La bola futbolera, además de ser esférica, y como ya hemos dicho, el recuerdo de la vida latente, tiene en su juego otro espejo que no tiene nada que ver con el marketing, aunque el marketing sí se valga de este. Las emociones que convoca, ¿no les recuerdan otra cosa?
¿Cuál es esa causa última para que hombres, mujeres y niños sigan con detalle las jugadas, las vidas y la historia de sus equipos con la fidelidad que desearan los enamorados?
En las redes, en el hospital, en los muelles, en la presentación de un libro, en un barco, en el salón de belleza, en el aula, en la lechería, en la torre de control del aeropuerto, en fin, en todas partes se desea el gol y se sigue con el corazón en la mano a la selección favorita.
Respuesta. Para darme respuesta a esas preguntas, hice un recuento mental. Procedí a poner en mi memoria la imagen de un partido y el recorrido de sus jugadores con la bola entre sus pies, hacia un lado y hacia el otro de la cancha. Lo hice varias veces hasta que di con el recuerdo del señor del gran método: Aristóteles y su idea de mimema.
Di varios rodeos, entre fagocitos, resonancias pitagóricas y sustratos geológicos, hasta encontrar una tentativa de respuesta, que como siempre fue la más simple, por lo menos para mí.
El isomorfismo biológico apareció tan claro como el cielo de junio: allí estaban los jugadores corriendo, ya no como fagocitos detrás de una bacteria, sino como espermatozoides tras la red-himen que marca la cancha y contiene a la bola ante el insondable hueco inicial con que fue conformado originalmente el fútbol.
Un hueco en la tierra, un hueco en la pared, un hueco en el borde, una red en los dos límites de una matriz origen del mundo, esperando una pelota hecha con vejiga de vaca en el Egipto de Ramsés y la Grecia de Pericles. Cocida y rellena de fibras vegetales en la China antigua y, de menor tamaño a la de hoy, en que la bola se certifica, pegada, de piel sintética y de un máximo de 430 gramos de peso.
Lo increíble de la escena era su parecido, su mimema de la fertilización de un óvulo. No pude dejar de sonreír cuando confirmé el mencionado origen del fútbol como rito egipcio del mito de la fertilidad.
Un canto. –¡Y viene el jugador y logra penetrar la red con la pelota sin resistencia alguna!– dice la locutora del canal y entonces ya, a sabiendas del porqué de los saltos, los cabezazos, los codazos, las caídas y los tiros, comprendí por qué continúan elevándose hasta la noosfera, como la mejor estrofa del Cantar de los Cantares (adornado por los correspondientes controles de la historia de las civilizaciones, como el árbitro y el portero, en tanto los tres poderes y demás dispositivos anticonceptivos) los oeoeoeoés, un canto al amor biológico trae consigo cada gol de campeonato. ¿Cómo no entusiasmarse?
El goool del embarazo social es aplaudido una y otra vez en su destilado isomorfismo biológico, y con cada gol nos enorgullecemos y nos extasiamos, en la magia de la humanidad más antigua: el golazo. Que es igual, metafóricamente hablando, a la capacidad de supervivencia de la especie. Nos metieron el gol o lo metimos. Mismo universo, mismas leyes, diría el maestro Aristóteles al pensar en la reproducción humana.

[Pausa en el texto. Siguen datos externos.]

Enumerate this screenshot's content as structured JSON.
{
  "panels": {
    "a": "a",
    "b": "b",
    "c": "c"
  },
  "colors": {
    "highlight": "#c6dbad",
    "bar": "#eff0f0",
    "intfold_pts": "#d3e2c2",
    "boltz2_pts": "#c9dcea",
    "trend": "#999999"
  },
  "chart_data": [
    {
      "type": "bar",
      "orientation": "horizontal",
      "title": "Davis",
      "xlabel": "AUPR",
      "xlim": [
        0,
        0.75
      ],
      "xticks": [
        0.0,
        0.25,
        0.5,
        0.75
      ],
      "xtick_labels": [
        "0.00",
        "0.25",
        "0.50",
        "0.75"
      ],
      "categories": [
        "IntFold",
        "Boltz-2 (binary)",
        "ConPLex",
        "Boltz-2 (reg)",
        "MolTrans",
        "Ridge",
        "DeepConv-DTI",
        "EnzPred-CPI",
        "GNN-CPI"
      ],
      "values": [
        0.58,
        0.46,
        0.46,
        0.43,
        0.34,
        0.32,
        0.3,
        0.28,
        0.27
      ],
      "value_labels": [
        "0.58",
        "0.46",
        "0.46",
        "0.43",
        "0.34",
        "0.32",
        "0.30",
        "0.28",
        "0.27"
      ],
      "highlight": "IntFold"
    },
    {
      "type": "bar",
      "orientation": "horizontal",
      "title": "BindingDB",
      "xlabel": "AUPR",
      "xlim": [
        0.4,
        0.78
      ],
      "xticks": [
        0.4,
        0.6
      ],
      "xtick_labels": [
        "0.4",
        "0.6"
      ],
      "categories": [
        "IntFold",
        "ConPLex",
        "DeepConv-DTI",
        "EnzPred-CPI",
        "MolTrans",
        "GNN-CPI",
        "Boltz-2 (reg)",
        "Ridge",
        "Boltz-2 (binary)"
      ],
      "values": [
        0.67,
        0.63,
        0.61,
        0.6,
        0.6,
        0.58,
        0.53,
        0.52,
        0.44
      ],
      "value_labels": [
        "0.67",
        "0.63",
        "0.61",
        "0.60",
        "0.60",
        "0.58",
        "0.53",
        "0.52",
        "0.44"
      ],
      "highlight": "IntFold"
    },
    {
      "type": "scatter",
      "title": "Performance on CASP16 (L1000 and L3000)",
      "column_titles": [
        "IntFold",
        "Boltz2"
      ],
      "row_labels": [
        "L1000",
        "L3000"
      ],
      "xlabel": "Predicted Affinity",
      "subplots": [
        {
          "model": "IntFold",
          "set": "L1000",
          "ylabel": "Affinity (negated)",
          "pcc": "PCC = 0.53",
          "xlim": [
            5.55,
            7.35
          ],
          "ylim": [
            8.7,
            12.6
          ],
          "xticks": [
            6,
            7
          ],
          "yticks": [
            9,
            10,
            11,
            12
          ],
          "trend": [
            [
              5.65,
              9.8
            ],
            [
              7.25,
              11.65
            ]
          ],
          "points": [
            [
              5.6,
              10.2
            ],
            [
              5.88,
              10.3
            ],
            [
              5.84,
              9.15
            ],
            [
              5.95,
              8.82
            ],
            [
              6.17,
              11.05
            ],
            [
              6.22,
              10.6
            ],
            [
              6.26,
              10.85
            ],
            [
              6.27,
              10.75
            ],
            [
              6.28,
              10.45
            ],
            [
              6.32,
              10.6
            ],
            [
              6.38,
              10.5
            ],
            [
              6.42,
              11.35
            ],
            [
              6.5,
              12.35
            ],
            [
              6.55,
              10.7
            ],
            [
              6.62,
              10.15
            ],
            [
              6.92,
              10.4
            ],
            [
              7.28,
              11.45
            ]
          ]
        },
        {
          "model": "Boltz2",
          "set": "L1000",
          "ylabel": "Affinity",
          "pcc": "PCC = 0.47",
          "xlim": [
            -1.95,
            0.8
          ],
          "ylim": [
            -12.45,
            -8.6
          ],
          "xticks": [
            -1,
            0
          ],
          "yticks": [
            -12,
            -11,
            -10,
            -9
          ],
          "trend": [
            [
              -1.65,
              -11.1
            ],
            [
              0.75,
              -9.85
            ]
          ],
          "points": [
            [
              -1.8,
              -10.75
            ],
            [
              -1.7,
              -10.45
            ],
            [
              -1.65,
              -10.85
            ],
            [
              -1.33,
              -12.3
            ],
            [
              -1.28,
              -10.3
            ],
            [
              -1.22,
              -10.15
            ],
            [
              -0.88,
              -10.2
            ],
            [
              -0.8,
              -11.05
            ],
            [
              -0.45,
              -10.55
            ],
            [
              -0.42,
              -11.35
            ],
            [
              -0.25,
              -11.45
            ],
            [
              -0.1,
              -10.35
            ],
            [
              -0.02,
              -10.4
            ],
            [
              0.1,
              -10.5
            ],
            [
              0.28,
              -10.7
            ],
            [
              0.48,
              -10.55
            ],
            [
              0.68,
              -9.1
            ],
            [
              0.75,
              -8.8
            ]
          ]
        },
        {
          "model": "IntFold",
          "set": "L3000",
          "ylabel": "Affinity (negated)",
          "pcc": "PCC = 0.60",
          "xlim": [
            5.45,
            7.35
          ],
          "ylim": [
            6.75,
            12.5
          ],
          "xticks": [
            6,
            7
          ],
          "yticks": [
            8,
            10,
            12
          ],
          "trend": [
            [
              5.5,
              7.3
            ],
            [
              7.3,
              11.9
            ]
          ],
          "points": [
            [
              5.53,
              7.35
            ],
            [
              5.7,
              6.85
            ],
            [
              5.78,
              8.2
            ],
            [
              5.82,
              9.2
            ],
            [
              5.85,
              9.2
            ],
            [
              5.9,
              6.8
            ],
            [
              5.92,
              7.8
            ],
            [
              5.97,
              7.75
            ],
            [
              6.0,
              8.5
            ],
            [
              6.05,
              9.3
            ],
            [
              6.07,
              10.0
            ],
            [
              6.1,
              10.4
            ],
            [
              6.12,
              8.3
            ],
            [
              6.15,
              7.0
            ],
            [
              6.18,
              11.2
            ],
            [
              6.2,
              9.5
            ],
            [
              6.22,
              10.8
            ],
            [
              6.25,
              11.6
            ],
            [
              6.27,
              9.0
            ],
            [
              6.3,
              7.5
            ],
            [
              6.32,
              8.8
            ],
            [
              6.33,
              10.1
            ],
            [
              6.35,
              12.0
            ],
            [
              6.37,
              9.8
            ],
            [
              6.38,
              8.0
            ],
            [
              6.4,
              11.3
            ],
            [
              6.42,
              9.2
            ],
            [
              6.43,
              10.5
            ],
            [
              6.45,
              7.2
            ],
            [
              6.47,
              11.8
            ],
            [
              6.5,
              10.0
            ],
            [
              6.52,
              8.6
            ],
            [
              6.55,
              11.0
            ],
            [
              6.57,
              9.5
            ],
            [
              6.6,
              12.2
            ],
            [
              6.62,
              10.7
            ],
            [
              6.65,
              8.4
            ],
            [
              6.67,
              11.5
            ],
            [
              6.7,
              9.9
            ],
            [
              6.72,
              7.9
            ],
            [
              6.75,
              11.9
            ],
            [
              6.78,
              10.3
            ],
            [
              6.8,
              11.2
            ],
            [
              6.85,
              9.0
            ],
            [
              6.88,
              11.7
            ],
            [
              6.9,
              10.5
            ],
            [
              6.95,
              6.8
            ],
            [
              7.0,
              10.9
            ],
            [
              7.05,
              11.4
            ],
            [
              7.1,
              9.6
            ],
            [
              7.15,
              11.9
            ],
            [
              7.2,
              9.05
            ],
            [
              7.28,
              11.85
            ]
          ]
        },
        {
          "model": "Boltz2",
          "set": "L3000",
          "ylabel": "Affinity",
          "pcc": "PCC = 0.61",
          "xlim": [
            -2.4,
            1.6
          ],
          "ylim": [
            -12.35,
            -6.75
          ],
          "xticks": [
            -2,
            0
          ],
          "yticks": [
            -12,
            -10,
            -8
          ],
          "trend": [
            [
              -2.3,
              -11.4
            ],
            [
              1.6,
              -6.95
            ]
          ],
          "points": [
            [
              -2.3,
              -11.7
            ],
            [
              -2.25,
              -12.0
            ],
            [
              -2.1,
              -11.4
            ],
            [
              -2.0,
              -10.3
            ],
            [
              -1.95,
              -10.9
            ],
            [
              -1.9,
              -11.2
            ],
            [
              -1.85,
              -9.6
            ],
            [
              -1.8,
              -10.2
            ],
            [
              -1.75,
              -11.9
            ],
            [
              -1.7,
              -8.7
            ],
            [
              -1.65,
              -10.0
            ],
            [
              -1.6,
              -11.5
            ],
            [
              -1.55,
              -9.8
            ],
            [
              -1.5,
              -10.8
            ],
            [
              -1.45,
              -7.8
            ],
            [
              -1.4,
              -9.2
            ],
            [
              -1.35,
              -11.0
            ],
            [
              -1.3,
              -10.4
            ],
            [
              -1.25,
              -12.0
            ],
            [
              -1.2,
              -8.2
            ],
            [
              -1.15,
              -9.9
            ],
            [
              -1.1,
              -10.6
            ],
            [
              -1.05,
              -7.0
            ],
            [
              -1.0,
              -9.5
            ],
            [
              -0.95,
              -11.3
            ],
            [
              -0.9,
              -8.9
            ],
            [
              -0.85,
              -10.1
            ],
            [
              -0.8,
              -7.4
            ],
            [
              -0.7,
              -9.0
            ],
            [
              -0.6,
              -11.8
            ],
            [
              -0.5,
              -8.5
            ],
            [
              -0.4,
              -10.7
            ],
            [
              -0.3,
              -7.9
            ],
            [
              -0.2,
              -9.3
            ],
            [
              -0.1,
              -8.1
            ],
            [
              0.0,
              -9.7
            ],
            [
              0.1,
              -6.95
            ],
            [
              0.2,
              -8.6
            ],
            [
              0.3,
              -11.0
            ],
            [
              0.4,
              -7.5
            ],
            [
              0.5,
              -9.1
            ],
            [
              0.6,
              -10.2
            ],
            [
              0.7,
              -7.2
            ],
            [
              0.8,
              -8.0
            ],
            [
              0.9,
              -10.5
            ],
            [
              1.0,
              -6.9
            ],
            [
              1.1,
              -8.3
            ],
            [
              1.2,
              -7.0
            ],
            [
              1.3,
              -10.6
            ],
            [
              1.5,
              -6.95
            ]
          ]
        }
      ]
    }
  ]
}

Vivimos o morimos en cada partido. El simbolismo de una vida nueva que alargará la especie con cada gol es extraordinario en su sabiduría. La magia de lo humano sigue ahí, disfrazada con tenis de marca y una cadena de humanos que viven de eso y otra cadena de humanos que viven para eso. La medalla es ese gol. El gol de la especie.
La autora es escritora y filósofa.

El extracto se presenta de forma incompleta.